Biography Jeremy Begbie is the Thomas A. Langford Distinguished Research Professor of Theology at Duke Divinity School, and McDonald Agape Director of Duke Initiatives in Theology and the Arts. He teaches systematic theology, and specializes in the interface between theology and the arts. He is Senior Member at Wolfson College, Cambridge, and an Affiliated Lecturer in the Faculty of Music at the University of Cambridge. His books include Theology, Music and Time (Cambridge University Press); Resounding Truth: Christian Wisdom in the World of Music (Baker/SPCK); and Music, Modernity, and God (Oxford University Press); and Abundantly More (Baker). He is a very engaging speaker who has taught widely in the UK and North America, and delivered multimedia performance-lectures in many parts of the world.

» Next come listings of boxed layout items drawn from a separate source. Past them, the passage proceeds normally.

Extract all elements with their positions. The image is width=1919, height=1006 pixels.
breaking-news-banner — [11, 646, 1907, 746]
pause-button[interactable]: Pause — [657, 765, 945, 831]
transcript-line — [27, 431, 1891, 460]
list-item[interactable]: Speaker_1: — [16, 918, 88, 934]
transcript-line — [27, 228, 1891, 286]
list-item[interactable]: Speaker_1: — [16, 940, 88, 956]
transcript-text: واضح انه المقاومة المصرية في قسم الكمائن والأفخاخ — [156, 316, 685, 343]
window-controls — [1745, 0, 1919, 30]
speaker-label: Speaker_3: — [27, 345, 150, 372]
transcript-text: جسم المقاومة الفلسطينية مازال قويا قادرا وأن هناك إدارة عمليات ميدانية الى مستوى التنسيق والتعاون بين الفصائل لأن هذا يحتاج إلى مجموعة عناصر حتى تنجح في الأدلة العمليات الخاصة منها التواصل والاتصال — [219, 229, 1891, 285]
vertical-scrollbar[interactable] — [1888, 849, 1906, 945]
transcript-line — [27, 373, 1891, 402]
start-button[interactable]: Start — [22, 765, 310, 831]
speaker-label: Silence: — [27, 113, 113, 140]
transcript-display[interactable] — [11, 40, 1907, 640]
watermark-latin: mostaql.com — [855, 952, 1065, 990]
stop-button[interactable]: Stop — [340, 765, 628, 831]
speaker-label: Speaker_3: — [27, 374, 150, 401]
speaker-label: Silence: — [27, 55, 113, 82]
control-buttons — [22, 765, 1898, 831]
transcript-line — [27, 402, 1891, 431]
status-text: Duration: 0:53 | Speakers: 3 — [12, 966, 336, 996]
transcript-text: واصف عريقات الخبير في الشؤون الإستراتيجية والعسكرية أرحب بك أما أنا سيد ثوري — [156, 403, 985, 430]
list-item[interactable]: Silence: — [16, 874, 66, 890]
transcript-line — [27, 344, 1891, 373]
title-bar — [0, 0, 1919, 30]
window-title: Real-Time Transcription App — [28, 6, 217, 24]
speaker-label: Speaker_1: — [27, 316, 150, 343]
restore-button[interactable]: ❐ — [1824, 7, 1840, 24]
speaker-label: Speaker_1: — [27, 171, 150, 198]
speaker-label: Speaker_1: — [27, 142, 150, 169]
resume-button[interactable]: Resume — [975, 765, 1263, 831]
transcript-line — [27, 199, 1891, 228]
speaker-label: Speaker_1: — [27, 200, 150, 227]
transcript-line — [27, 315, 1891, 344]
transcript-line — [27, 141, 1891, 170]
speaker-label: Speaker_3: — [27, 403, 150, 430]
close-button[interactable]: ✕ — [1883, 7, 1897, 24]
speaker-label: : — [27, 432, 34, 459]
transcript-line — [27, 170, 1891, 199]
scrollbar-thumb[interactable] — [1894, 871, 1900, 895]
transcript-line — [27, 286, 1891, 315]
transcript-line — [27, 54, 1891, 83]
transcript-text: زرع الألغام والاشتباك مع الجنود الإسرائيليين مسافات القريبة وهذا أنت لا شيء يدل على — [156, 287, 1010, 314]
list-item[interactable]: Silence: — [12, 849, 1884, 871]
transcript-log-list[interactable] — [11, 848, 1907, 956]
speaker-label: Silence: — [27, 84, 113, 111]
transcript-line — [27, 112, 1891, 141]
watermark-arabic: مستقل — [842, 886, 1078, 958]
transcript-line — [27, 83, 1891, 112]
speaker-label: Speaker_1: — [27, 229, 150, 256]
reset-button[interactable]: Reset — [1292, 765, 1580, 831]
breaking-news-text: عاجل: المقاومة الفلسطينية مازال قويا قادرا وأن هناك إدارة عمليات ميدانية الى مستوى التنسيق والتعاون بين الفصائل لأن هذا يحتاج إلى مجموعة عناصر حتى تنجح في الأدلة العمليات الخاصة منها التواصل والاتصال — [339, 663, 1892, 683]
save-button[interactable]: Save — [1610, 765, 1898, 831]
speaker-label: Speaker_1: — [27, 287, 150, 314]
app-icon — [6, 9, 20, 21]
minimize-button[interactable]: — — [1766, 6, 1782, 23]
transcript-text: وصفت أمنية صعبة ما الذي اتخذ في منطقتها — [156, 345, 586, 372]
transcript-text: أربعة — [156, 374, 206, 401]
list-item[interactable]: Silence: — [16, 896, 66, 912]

4. Tuesday, March 4 @ 12:00 PM Quentin Genuis Rethinking Medical Ethics in Light of the Good.
Abstract What features define human life and the value of the individual? How do individuals and communities understand and withstand suffering and pain? What is good dying? In our time, the essential human questions are often viewed primarily as bioethics issues. In reality, these are not exclusively medical or bioethical inquiries. Rather they are complicated and challenging ethical questions with which all human beings and societies must grapple. How does Christian philosophy and theology inform these life and death questions at deeper, more foundational levels?
Biography Dr. Quentin Genuis MD is an Emergency Physician at St. Paul’s Hospital in Vancouver, and the Physician Ethicist for Providence Health Care. He holds a Master of Letters in Ethics from the University of St. Andrews, Scotland. He teaches in academic, clinical, professional, and lay settings on a variety of issues related to bioethics. His research and writing interests include the autonomy debates, end-of-life care, compassion, human dignity, addictions, and theological anthropology.